Düğümler! “Hep Yan Yana Olun Ama Birbirinize Fazla Sokulmayın!”

“Kader düğüm atar, sonra da çözülmesini seyreder” diye yazar Nazan Bekiroğlu Kehribar Geçidi kitabında. Konumuz düğümler işte bu yüzden. Geçtiğimiz günlerde Akrep Boğa aksından çıkıp, Terazi Koç aksına geçen Ay düğümleri, çözmemiz gereken yeni meseleleri karşımıza getiriyor. Gündem değişti.

Güney ay düğümün Terazi ve Kuzey ay düğümün Koç olması elbette bir tür şifre barındırıyor ve bu şifreler de adı üstünde düğümlü.

Yaklaşık dokuz yıl önce ay düğümleri tam ters istikamette seyrediyordu, o zaman bencillikten çıkıp uzlaşmayı, birliği öğrenmek için Koç’tan çıkıp Terazi’ye gidiyorduk şimdi ise fazla uzlaşı, yanlış uzlaşı, adaletsizlik yoğurdu ekşitir misali ilişkilerimizde terazinin bozduğumuz kefelerini Koç tarzıyla dengelemeyi öğreneceğiz. Terazi malum sembolü gereği iki kefesi olan bir burç.  Yani kendini anlamak için bir başkasına ihtiyaç duyar terazi. Aynasız yaşayamaması hem gerçek anlamda hem metaforik anlamda bundandır. Kendisini başkasında tamamlar ve tanır. 

Adaletin de simgesidir çünkü her türlü itilâfta ya da çatışmada en az iki kişi yer alır, ben ve o’yu anlamak, diğerinin bakış açısından görebilmek, kefeleri dengelemek adalet gerektirir. Terazi, aşkın, sosyalliğin, estetiğin, adaletin, hukukun, ilişkilerin burcu; yöneticisi Venüs. Peki Koç ne? Başlatmanın, spontane hareket etmenin, atılganlığın, savaşmanın, kestirip atmanın, coşkunun, kavganın, çatışmanın, ben demenin, acelenin burcu, onun ‘biz’le işi olmaz onun derdi ‘ben’dir. 

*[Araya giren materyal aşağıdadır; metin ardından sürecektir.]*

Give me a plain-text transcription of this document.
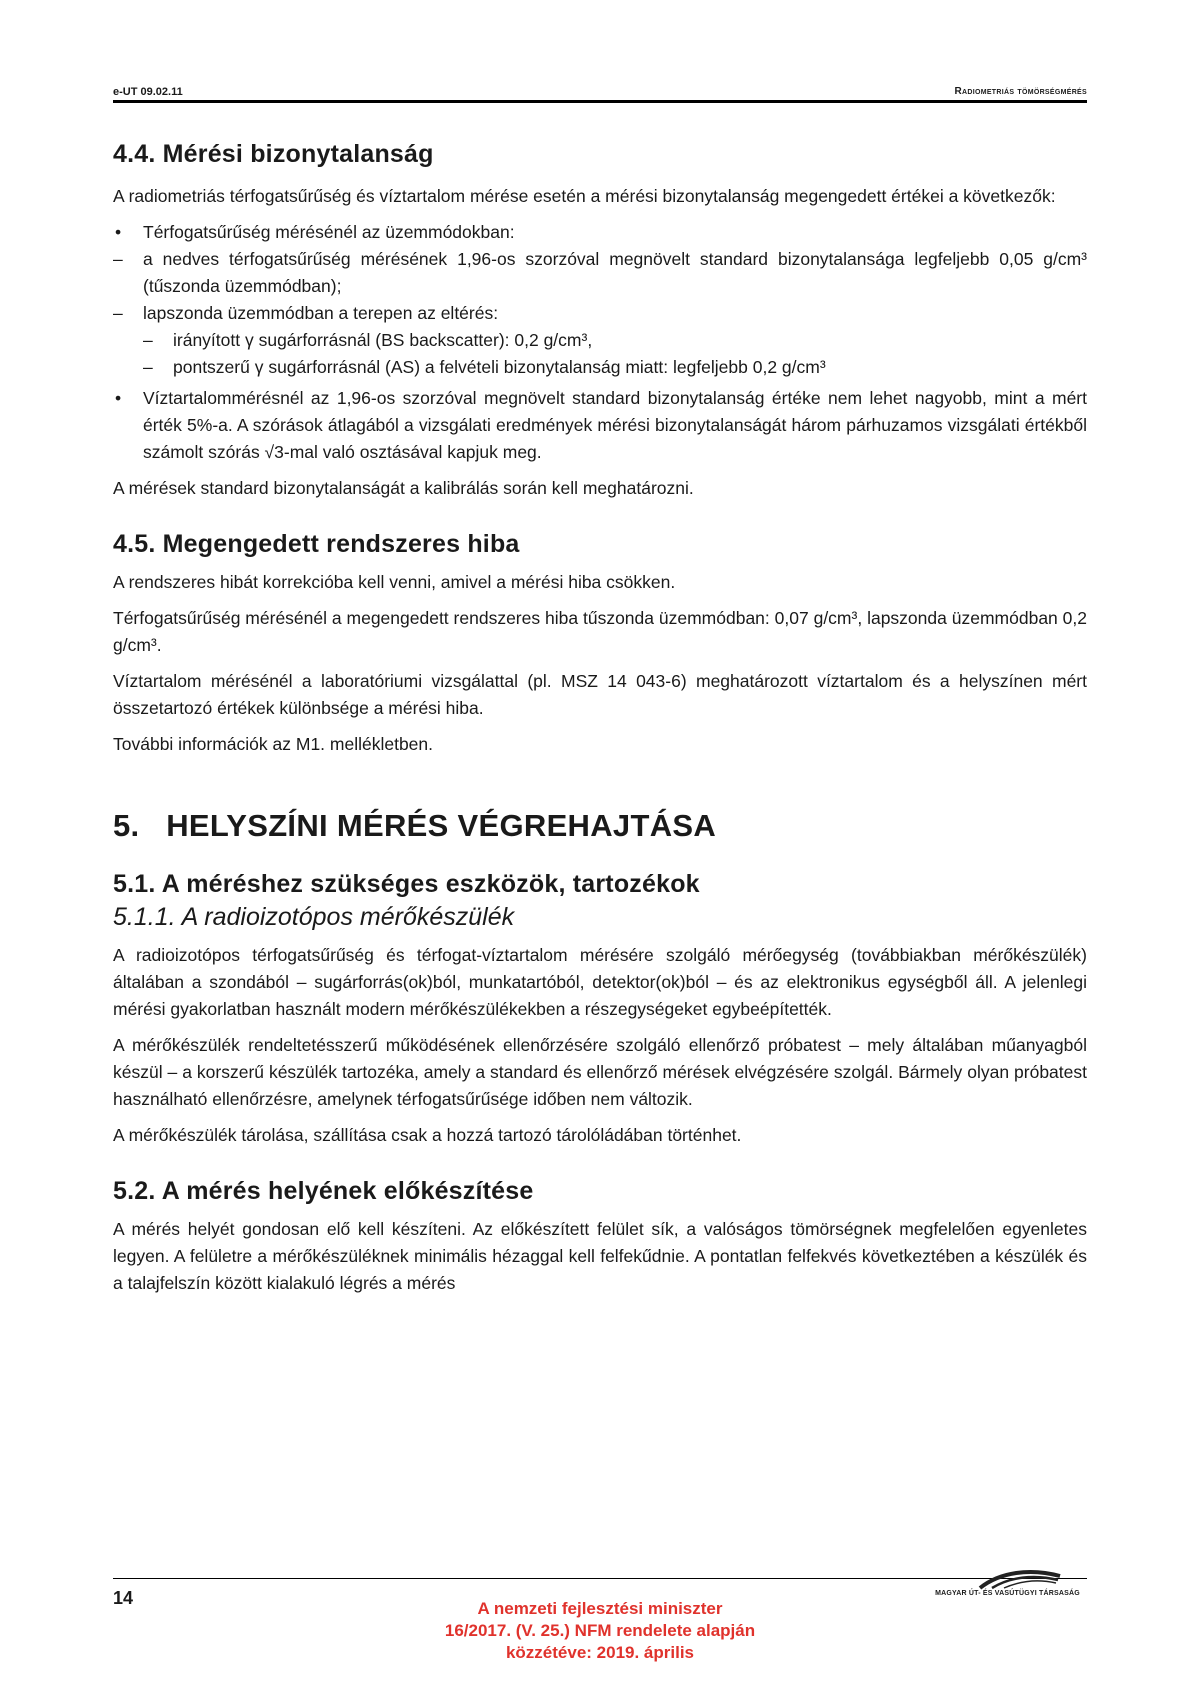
e-UT 09.02.11	Radiometriás tömörségmérés
4.4. Mérési bizonytalanság

A radiometriás térfogatsűrűség és víztartalom mérése esetén a mérési bizonytalanság megengedett értékei a következők:

• Térfogatsűrűség mérésénél az üzemmódokban:
– a nedves térfogatsűrűség mérésének 1,96-os szorzóval megnövelt standard bizonytalansága legfeljebb 0,05 g/cm³ (tűszonda üzemmódban);
– lapszonda üzemmódban a terepen az eltérés:
– irányított γ sugárforrásnál (BS backscatter): 0,2 g/cm³,
– pontszerű γ sugárforrásnál (AS) a felvételi bizonytalanság miatt: legfeljebb 0,2 g/cm³
• Víztartalommérésnél az 1,96-os szorzóval megnövelt standard bizonytalanság értéke nem lehet nagyobb, mint a mért érték 5%-a. A szórások átlagából a vizsgálati eredmények mérési bizonytalanságát három párhuzamos vizsgálati értékből számolt szórás √3-mal való osztásával kapjuk meg.

A mérések standard bizonytalanságát a kalibrálás során kell meghatározni.

4.5. Megengedett rendszeres hiba

A rendszeres hibát korrekcióba kell venni, amivel a mérési hiba csökken.

Térfogatsűrűség mérésénél a megengedett rendszeres hiba tűszonda üzemmódban: 0,07 g/cm³, lapszonda üzemmódban 0,2 g/cm³.

Víztartalom mérésénél a laboratóriumi vizsgálattal (pl. MSZ 14 043-6) meghatározott víztartalom és a helyszínen mért összetartozó értékek különbsége a mérési hiba.

További információk az M1. mellékletben.

5.   HELYSZÍNI MÉRÉS VÉGREHAJTÁSA
5.1. A méréshez szükséges eszközök, tartozékok
5.1.1. A radioizotópos mérőkészülék

A radioizotópos térfogatsűrűség és térfogat-víztartalom mérésére szolgáló mérőegység (továbbiakban mérőkészülék) általában a szondából – sugárforrás(ok)ból, munkatartóból, detektor(ok)ból – és az elektronikus egységből áll. A jelenlegi mérési gyakorlatban használt modern mérőkészülékekben a részegységeket egybeépítették.

A mérőkészülék rendeltetésszerű működésének ellenőrzésére szolgáló ellenőrző próbatest – mely általában műanyagból készül – a korszerű készülék tartozéka, amely a standard és ellenőrző mérések elvégzésére szolgál. Bármely olyan próbatest használható ellenőrzésre, amelynek térfogatsűrűsége időben nem változik.

A mérőkészülék tárolása, szállítása csak a hozzá tartozó tárolóládában történhet.

5.2. A mérés helyének előkészítése

A mérés helyét gondosan elő kell készíteni. Az előkészített felület sík, a valóságos tömörségnek megfelelően egyenletes legyen. A felületre a mérőkészüléknek minimális hézaggal kell felfekűdnie. A pontatlan felfekvés következtében a készülék és a talajfelszín között kialakuló légrés a mérés

14
A nemzeti fejlesztési miniszter
16/2017. (V. 25.) NFM rendelete alapján
közzétéve: 2019. április
MAGYAR ÚT- ÉS VASÚTÜGYI TÁRSASÁG
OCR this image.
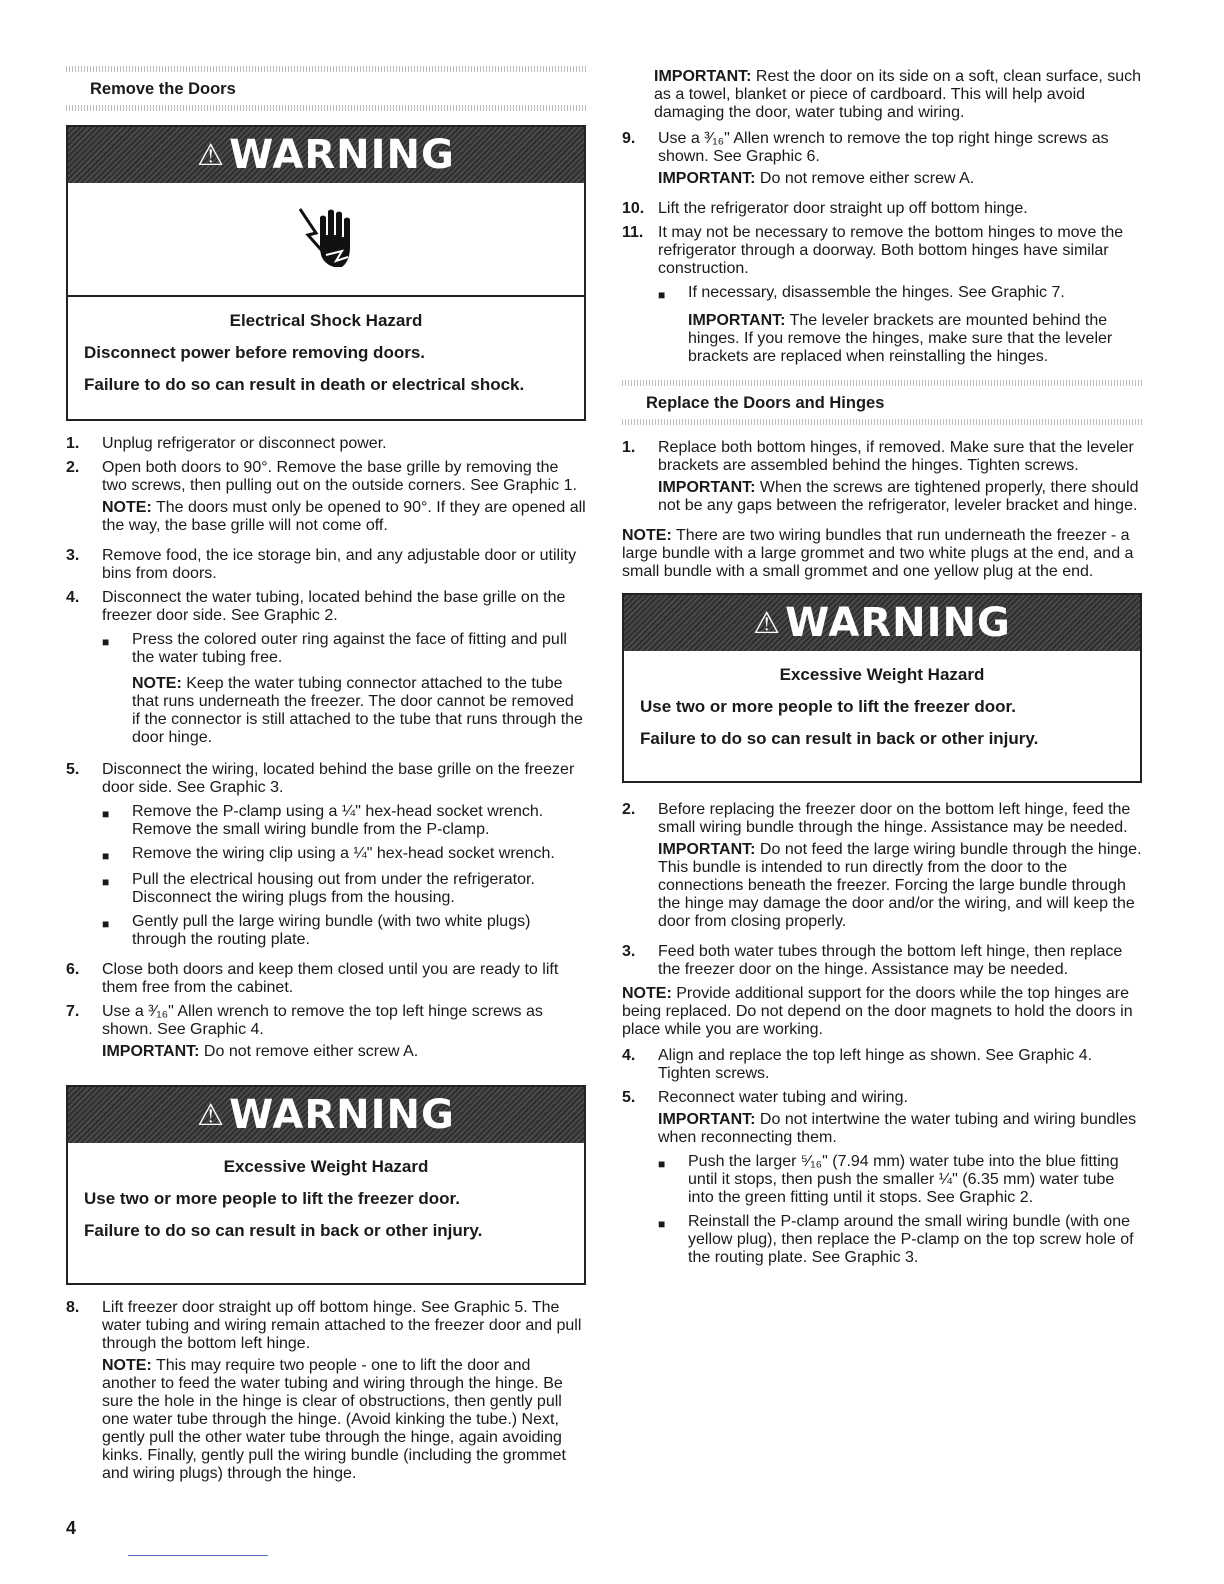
Remove the Doors
⚠ WARNING
Electrical Shock Hazard
Disconnect power before removing doors.
Failure to do so can result in death or electrical shock.
1.	Unplug refrigerator or disconnect power.
2.	Open both doors to 90°. Remove the base grille by removing the two screws, then pulling out on the outside corners. See Graphic 1.
NOTE: The doors must only be opened to 90°. If they are opened all the way, the base grille will not come off.
3.	Remove food, the ice storage bin, and any adjustable door or utility bins from doors.
4.	Disconnect the water tubing, located behind the base grille on the freezer door side. See Graphic 2.
■	Press the colored outer ring against the face of fitting and pull the water tubing free.
NOTE: Keep the water tubing connector attached to the tube that runs underneath the freezer. The door cannot be removed if the connector is still attached to the tube that runs through the door hinge.
5.	Disconnect the wiring, located behind the base grille on the freezer door side. See Graphic 3.
■	Remove the P-clamp using a ¼" hex-head socket wrench. Remove the small wiring bundle from the P-clamp.
■	Remove the wiring clip using a ¼" hex-head socket wrench.
■	Pull the electrical housing out from under the refrigerator. Disconnect the wiring plugs from the housing.
■	Gently pull the large wiring bundle (with two white plugs) through the routing plate.
6.	Close both doors and keep them closed until you are ready to lift them free from the cabinet.
7.	Use a ³⁄₁₆" Allen wrench to remove the top left hinge screws as shown. See Graphic 4.
IMPORTANT: Do not remove either screw A.
⚠ WARNING
Excessive Weight Hazard
Use two or more people to lift the freezer door.
Failure to do so can result in back or other injury.
8.	Lift freezer door straight up off bottom hinge. See Graphic 5. The water tubing and wiring remain attached to the freezer door and pull through the bottom left hinge.
NOTE: This may require two people - one to lift the door and another to feed the water tubing and wiring through the hinge. Be sure the hole in the hinge is clear of obstructions, then gently pull one water tube through the hinge. (Avoid kinking the tube.) Next, gently pull the other water tube through the hinge, again avoiding kinks. Finally, gently pull the wiring bundle (including the grommet and wiring plugs) through the hinge.
IMPORTANT: Rest the door on its side on a soft, clean surface, such as a towel, blanket or piece of cardboard. This will help avoid damaging the door, water tubing and wiring.
9.	Use a ³⁄₁₆" Allen wrench to remove the top right hinge screws as shown. See Graphic 6.
IMPORTANT: Do not remove either screw A.
10. Lift the refrigerator door straight up off bottom hinge.
11. It may not be necessary to remove the bottom hinges to move the refrigerator through a doorway. Both bottom hinges have similar construction.
■	If necessary, disassemble the hinges. See Graphic 7.
IMPORTANT: The leveler brackets are mounted behind the hinges. If you remove the hinges, make sure that the leveler brackets are replaced when reinstalling the hinges.
Replace the Doors and Hinges
1.	Replace both bottom hinges, if removed. Make sure that the leveler brackets are assembled behind the hinges. Tighten screws.
IMPORTANT: When the screws are tightened properly, there should not be any gaps between the refrigerator, leveler bracket and hinge.
NOTE: There are two wiring bundles that run underneath the freezer - a large bundle with a large grommet and two white plugs at the end, and a small bundle with a small grommet and one yellow plug at the end.
⚠ WARNING
Excessive Weight Hazard
Use two or more people to lift the freezer door.
Failure to do so can result in back or other injury.
2.	Before replacing the freezer door on the bottom left hinge, feed the small wiring bundle through the hinge. Assistance may be needed.
IMPORTANT: Do not feed the large wiring bundle through the hinge. This bundle is intended to run directly from the door to the connections beneath the freezer. Forcing the large bundle through the hinge may damage the door and/or the wiring, and will keep the door from closing properly.
3.	Feed both water tubes through the bottom left hinge, then replace the freezer door on the hinge. Assistance may be needed.
NOTE: Provide additional support for the doors while the top hinges are being replaced. Do not depend on the door magnets to hold the doors in place while you are working.
4.	Align and replace the top left hinge as shown. See Graphic 4. Tighten screws.
5.	Reconnect water tubing and wiring.
IMPORTANT: Do not intertwine the water tubing and wiring bundles when reconnecting them.
■	Push the larger ⁵⁄₁₆" (7.94 mm) water tube into the blue fitting until it stops, then push the smaller ¼" (6.35 mm) water tube into the green fitting until it stops. See Graphic 2.
■	Reinstall the P-clamp around the small wiring bundle (with one yellow plug), then replace the P-clamp on the top screw hole of the routing plate. See Graphic 3.
4
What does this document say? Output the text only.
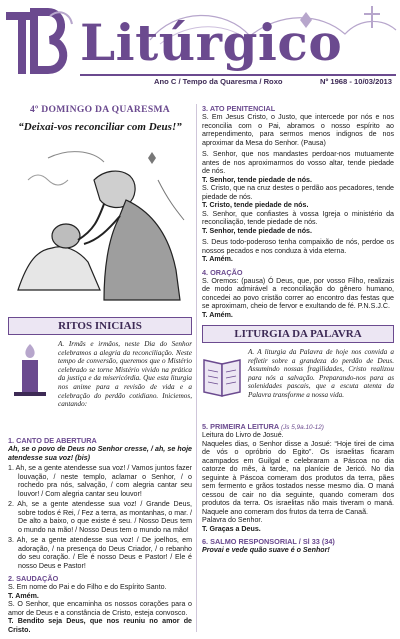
Litúrgico
Ano C / Tempo da Quaresma / Roxo	Nº 1968 - 10/03/2013
4º DOMINGO DA QUARESMA
“Deixai-vos reconciliar com Deus!”
RITOS INICIAIS
A. Irmãs e irmãos, neste Dia do Senhor celebramos a alegria da reconciliação. Neste tempo de conversão, queremos que o Mistério celebrado se torne Mistério vivido na prática da justiça e da misericórdia. Que esta liturgia nos anime para a revisão de vida e a celebração do perdão cotidiano. Iniciemos, cantando:
1. CANTO DE ABERTURA
Ah, se o povo de Deus no Senhor cresse, / ah, se hoje atendesse sua voz! (bis)
1. Ah, se a gente atendesse sua voz! / Vamos juntos fazer louvação, / neste templo, aclamar o Senhor, / o rochedo pra nós, salvação, / com alegria cantar seu louvor! / Com alegria cantar seu louvor!
2. Ah, se a gente atendesse sua voz! / Grande Deus, sobre todos é Rei, / Fez a terra, as montanhas, o mar. / De alto a baixo, o que existe é seu. / Nosso Deus tem o mundo na mão! / Nosso Deus tem o mundo na mão!
3. Ah, se a gente atendesse sua voz! / De joelhos, em adoração, / na presença do Deus Criador, / o rebanho do seu coração. / Ele é nosso Deus e Pastor! / Ele é nosso Deus e Pastor!
2. SAUDAÇÃO
S. Em nome do Pai e do Filho e do Espírito Santo.
T. Amém.
S. O Senhor, que encaminha os nossos corações para o amor de Deus e a constância de Cristo, esteja convosco.
T. Bendito seja Deus, que nos reuniu no amor de Cristo.
3. ATO PENITENCIAL
S. Em Jesus Cristo, o Justo, que intercede por nós e nos reconcilia com o Pai, abramos o nosso espírito ao arrependimento, para sermos menos indignos de nos aproximar da Mesa do Senhor. (Pausa)
S. Senhor, que nos mandastes perdoar-nos mutuamente antes de nos aproximarmos do vosso altar, tende piedade de nós.
T. Senhor, tende piedade de nós.
S. Cristo, que na cruz destes o perdão aos pecadores, tende piedade de nós.
T. Cristo, tende piedade de nós.
S. Senhor, que confiastes à vossa Igreja o ministério da reconciliação, tende piedade de nós.
T. Senhor, tende piedade de nós.
S. Deus todo-poderoso tenha compaixão de nós, perdoe os nossos pecados e nos conduza à vida eterna.
T. Amém.
4. ORAÇÃO
S. Oremos: (pausa) Ó Deus, que, por vosso Filho, realizais de modo admirável a reconciliação do gênero humano, concedei ao povo cristão correr ao encontro das festas que se aproximam, cheio de fervor e exultando de fé. P.N.S.J.C.
T. Amém.
LITURGIA DA PALAVRA
A. A liturgia da Palavra de hoje nos convida a refletir sobre a grandeza do perdão de Deus. Assumindo nossas fragilidades, Cristo realizou para nós a salvação. Preparando-nos para as solenidades pascais, que a escuta atenta da Palavra transforme a nossa vida.
5. PRIMEIRA LEITURA (Js 5,9a.10-12)
Leitura do Livro de Josué.
Naqueles dias, o Senhor disse a Josué: “Hoje tirei de cima de vós o opróbrio do Egito”. Os israelitas ficaram acampados em Guilgal e celebraram a Páscoa no dia catorze do mês, à tarde, na planície de Jericó. No dia seguinte à Páscoa comeram dos produtos da terra, pães sem fermento e grãos tostados nesse mesmo dia. O maná cessou de cair no dia seguinte, quando comeram dos produtos da terra. Os israelitas não mais tiveram o maná. Naquele ano comeram dos frutos da terra de Canaã.
Palavra do Senhor.
T. Graças a Deus.
6. SALMO RESPONSORIAL / Sl 33 (34)
Provai e vede quão suave é o Senhor!
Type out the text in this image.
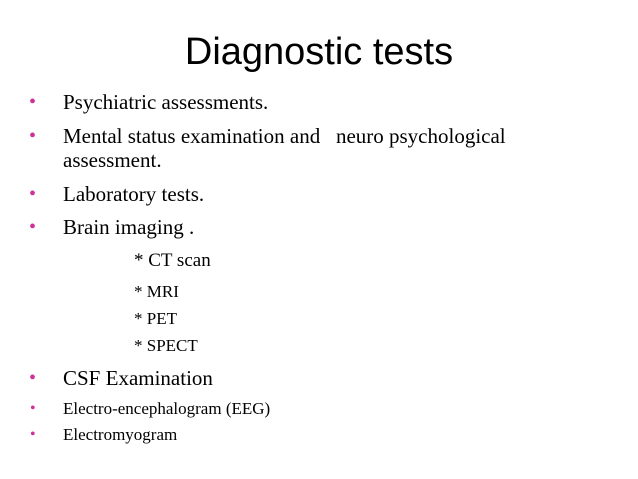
Diagnostic tests
• Psychiatric assessments.
• Mental status examination and   neuro psychological
assessment.
• Laboratory tests.
• Brain imaging .
* CT scan
* MRI
* PET
* SPECT
• CSF Examination
• Electro-encephalogram (EEG)
• Electromyogram
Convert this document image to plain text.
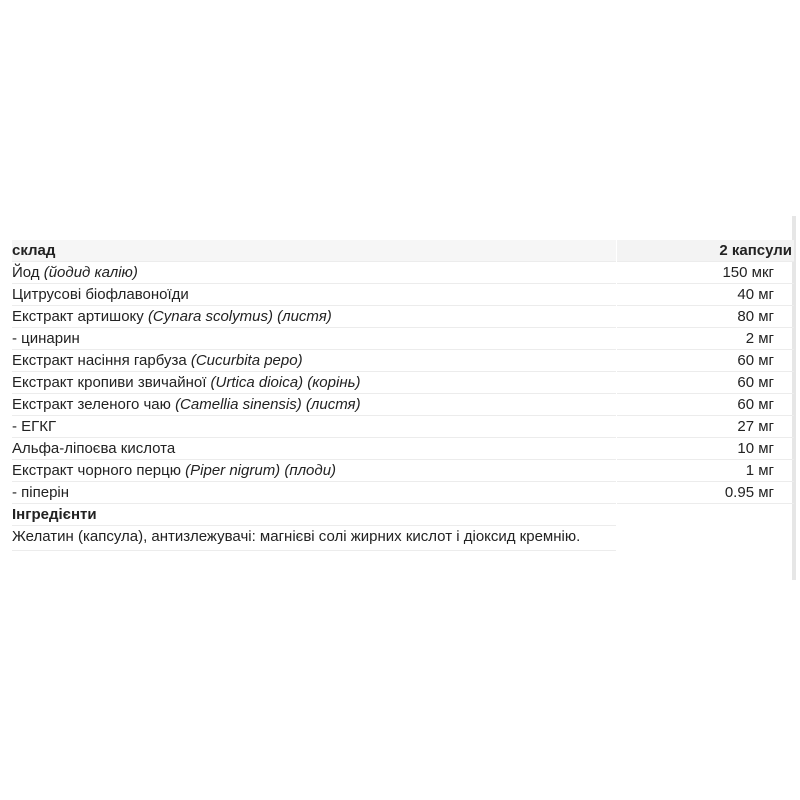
склад	2 капсули
Йод (йодид калію)	150 мкг
Цитрусові біофлавоноїди	40 мг
Екстракт артишоку (Cynara scolymus) (листя)	80 мг
- цинарин	2 мг
Екстракт насіння гарбуза (Cucurbita pepo)	60 мг
Екстракт кропиви звичайної (Urtica dioica) (корінь)	60 мг
Екстракт зеленого чаю (Camellia sinensis) (листя)	60 мг
- ЕГКГ	27 мг
Альфа-ліпоєва кислота	10 мг
Екстракт чорного перцю (Piper nigrum) (плоди)	1 мг
- піперін	0.95 мг
Інгредієнти
Желатин (капсула), антизлежувачі: магнієві солі жирних кислот і діоксид кремнію.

“Ben istiyorum, ben acıktım, bana ne!”

Öyleyse bu süreçte, yeniden içimizdeki ‘ben’ ile ‘biz’ i dengelemeyi öğrenmemiz gerekiyor. Bunu nasıl öğreneceğiz, masaya ‘ilişkiler’ gelecek ki müfredatın ana konusu bu. Aşk ilişkileri, arkadaşlık ilişkileri, aile ilişkileri, hukuki ilişkiler… Allah ne verdiyse… 

Peki ay düğümleri ne anlama geliyor? Adı üstünde bunlar düğüm genelde düğüm çözülmek içindir, çözelim diye orada bir düğüm atılmıştır. 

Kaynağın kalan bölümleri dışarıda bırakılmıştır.